C'est la quatrième élection présidentielle de l'Histoire de l'Égypte... Et la deuxième à ne pas être la suite directe d'un coup d'État ou d'une révolution. Pour autant, ce n'est pas vraiment un vent d'enthousiasme démocratique qui souffle sur le pays.

D'abord parce qu'il n'y a que deux candidats : le président sortant se retrouve face à un seul opposant. Et "opposant" est d'ailleurs un terme un peu abusif, puisque Moussa Mostafa Moussa s'est présenté au dernier moment le 29 janvier (date limite de dépôt des candidatures) après avoir participé à la campagne présidentielle d'Abdel Fattah al-Sissi.

Présidentielle en Égypte : la carrière d'Abdel Fattah al-Sissi
Présidentielle en Égypte : la carrière d'Abdel Fattah al-Sissi © Visactu / Visactu

Tous les autres candidats potentiels ont disparu de la ligne de départ ces derniers mois. L'un d'eux a été condamné à six mois de prison pour avoir présenté sa candidature sans avoir l'autorisation de l'armée, dont il est officier. Un autre a été arrêté par la justice militaire, accusé d'avoir falsifié des documents. Un troisième a vu sa candidature retirée par son parti lui-même, préférant soutenir celle du président sortant. D'autres candidats ont renoncé personnellement, pour des raisons explicites ou non.

Seulement deux candidats, et donc pas de second tour possible (le système égyptien est un scrutin uninominal majoritaire à deux tours). Le premier tour aura lieu sur trois jours, du 26 au 28 mars, avec des résultats provisoires le 29 et les résultats définitifs le 2 avril.

L'Égypte a-t-elle déjà vraiment voté ?

Ce quatrième scrutin dans le pays s'inscrit dans une triste tradition locale d'élections influencées par des contextes complexes.

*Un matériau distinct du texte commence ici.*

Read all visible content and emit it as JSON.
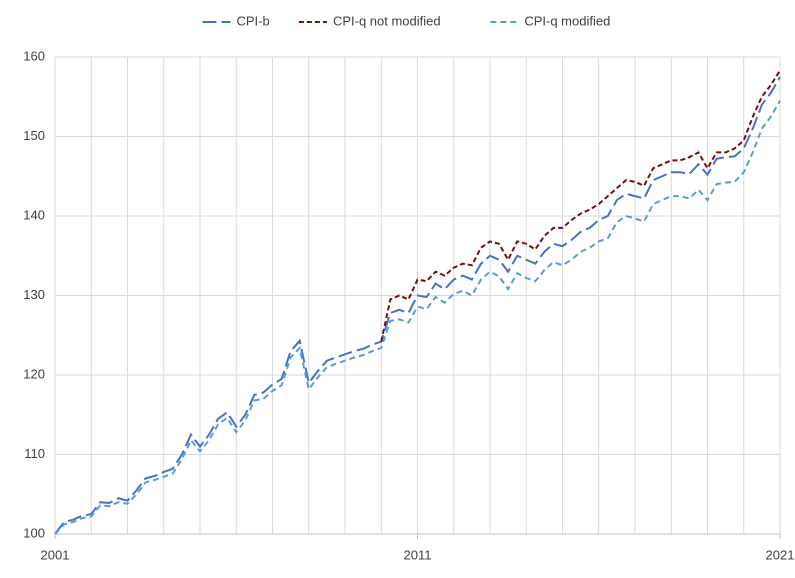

La première en 2005 avait par exemple été une simple formalité pour Hosni Moubarak, qui dirigeait l'Égypte depuis 1981. Elle est considérée officiellement comme la première élection multipartite du pays, tout en permettant au président sortant d'être réélu avec plus de 88 % des voix (un score similaire à ses réélections précédentes, où il était le seul candidat).

Après sa chute en 2011, l'Égypte connait ses premières (et seules jusqu'ici) élections libres en 2012. La participation frôle les 50 % au premier tour (deux fois plus que lors des élections précédentes), les dépasse au deuxième, et les électeurs élisent Mohamed Morsi, à la tête d'un parti issu des Frères musulmans.

Un an après, Mohamed Morsi est lui aussi destitué par un coup d'État militaire, et une nouvelle élection est organisée en 2014. Cette fois, c'est le meneur du coup d'État (Abdel Fattah al-Sissi, qui dirigeait déjà l'Égypte de fait) qui est élu triomphalement (près de 97 % des voix)... Dans un contexte de répression massive contre ses opposants politiques (en particulier les Frères musulmans), avec notamment "l'un des plus importants massacres de manifestants de l'Histoire récente" selon l'ONG Human Rights Watch, et de forts soupçons de fraude.

Un score qui devrait ressembler à celui de l'élection de 2018. Mais en termes d'image, il faudra que la participation soit forte pour que la réélection d'Abdel Fattah al-Sissi soit un peu moins suspecte, surtout aux yeux de ses partenaires internationaux. Même si dans tous les cas, ces derniers préfèrent ne voir en lui que le partenaire local incontournable pour assurer tant bien que mal la sécurité autour de l'Égypte. Quitte à fermer les yeux sur ce qui se passe à l'intérieur.